Meta-Reasoner: Dynamic Guidance for Optimized Inference-time Reasoning in Large Language Models
To address these issues, we introduce Meta- Reasoner, a framework that dynamically optimizes inference-time reasoning by enabling LLMs to “think about how to think.” Drawing inspiration from human meta-cognition and dual-process theory, Meta-Reasoner operates as a strategic advisor, decoupling high-level guidance from step-by-step generation. It employs contextual multi-armed bandits to iteratively evaluate reasoning progress and select optimal strategies (e.g., backtrack, clarify ambiguity, restart from scratch, or propose alternative approaches), and reallocates computational resources toward the most promising paths. Our evaluations on mathematical reasoning and puzzles highlight the potential of dynamic reasoning chains to overcome inherent challenges in the LLM reasoning process and also show promise in broader applications, offering a scalable and adaptable solution for reasoning-intensive tasks.
1 Introduction
Recent advances in o1-like and r1-like1 reasoning have enabled large language models (LLMs) to achieve remarkable performance on complex tasks such as mathematics (Patel et al., 2024; Lightman et al., 2023), science (Rein et al., 2023), and logical puzzles (Lei et al., 2024; Yao et al., 2023). By simulating multi-step, human-like deliberation (Yao et al., 2024), these methods allow LLMs to decompose problems into smaller subproblems, test hypotheses, reflect on intermediate results, and iteratively refine their solutions. This extended reasoning process enables systematic exploration of ideas, verification of partial conclusions, and progressive improvement before producing a final answer. Such capabilities are particularly valuable in domains demanding rigorous logical reasoning (Chenghao Yang, 2024).
Despite these advances, o1/r1-like reasoning remains fundamentally challenged by its trial-and-error nature: models generate numerous candidate reasoning paths, discard flawed ones, and gradually converge on solutions. While this flexibility facilitates exploration of diverse strategies, it often incurs substantial computational overhead (Snell et al., 2024; Manvi et al., 2024) and is vulnerable to error propagation, where early mistakes accumulate and compromise subsequent steps (Lei et al., 2024; Yao et al., 2023; Gandhi et al., 2024). Some iterative methods incorporate partial revision or backtracking (Gandhi et al., 2024; Li et al., 2025a), but these approaches tend to be ad-hoc and limited to correcting errors within a narrow reasoning window. Crucially, they lack a systematic mechanism to assess whether an entire reasoning trajectory remains promising or should be abandoned.

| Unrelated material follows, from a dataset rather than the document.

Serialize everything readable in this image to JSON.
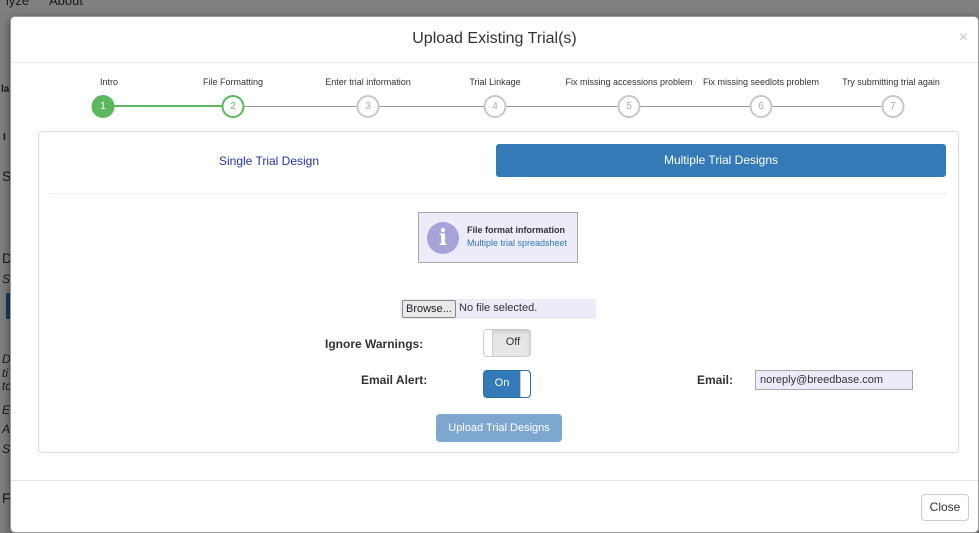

As a result, LLMs risk becoming “stuck” on unproductive reasoning paths, wasting valuable computational resources without recognizing when a strategic pivot is necessary. A critical challenge, therefore, is to enable LLMs to manage their reasoning budget more effectively—prioritizing promising directions while adapting or discarding ineffective strategies during inference time.
To address this challenge, we propose Meta- Reasoner, a specialized meta-reasoning module that operates alongside the LLM to enhance its reasoning capabilities. Acting as a high-level advisor, the meta-reasoner dynamically evaluates the reasoning process and provides strategic guidance or redirection when progress stalls. Unlike the LLM, which focuses on detailed stepwise generation, the meta-reasoner maintains a global perspective, assessing overall progress and strategy from a high level. Meta-Reasoner operates in iterative rounds: First, the LLM generates partial chain-of-thought reasoning chains and a concise “progress report” summarizing its current state. Meta-Reasoner then reviews this report and offers high-level feedback - such as restarting reasoning with a different approach, refining existing ideas, or focusing on specific subproblems. This setup allows Meta- Reasoner to concentrate on overall strategy rather than getting involved in the granular details of the LLM’s reasoning. Overall, Meta-Reasoner helps prevent the LLM from getting stuck or spending resources on unproductive lines of inquiry during the inference time.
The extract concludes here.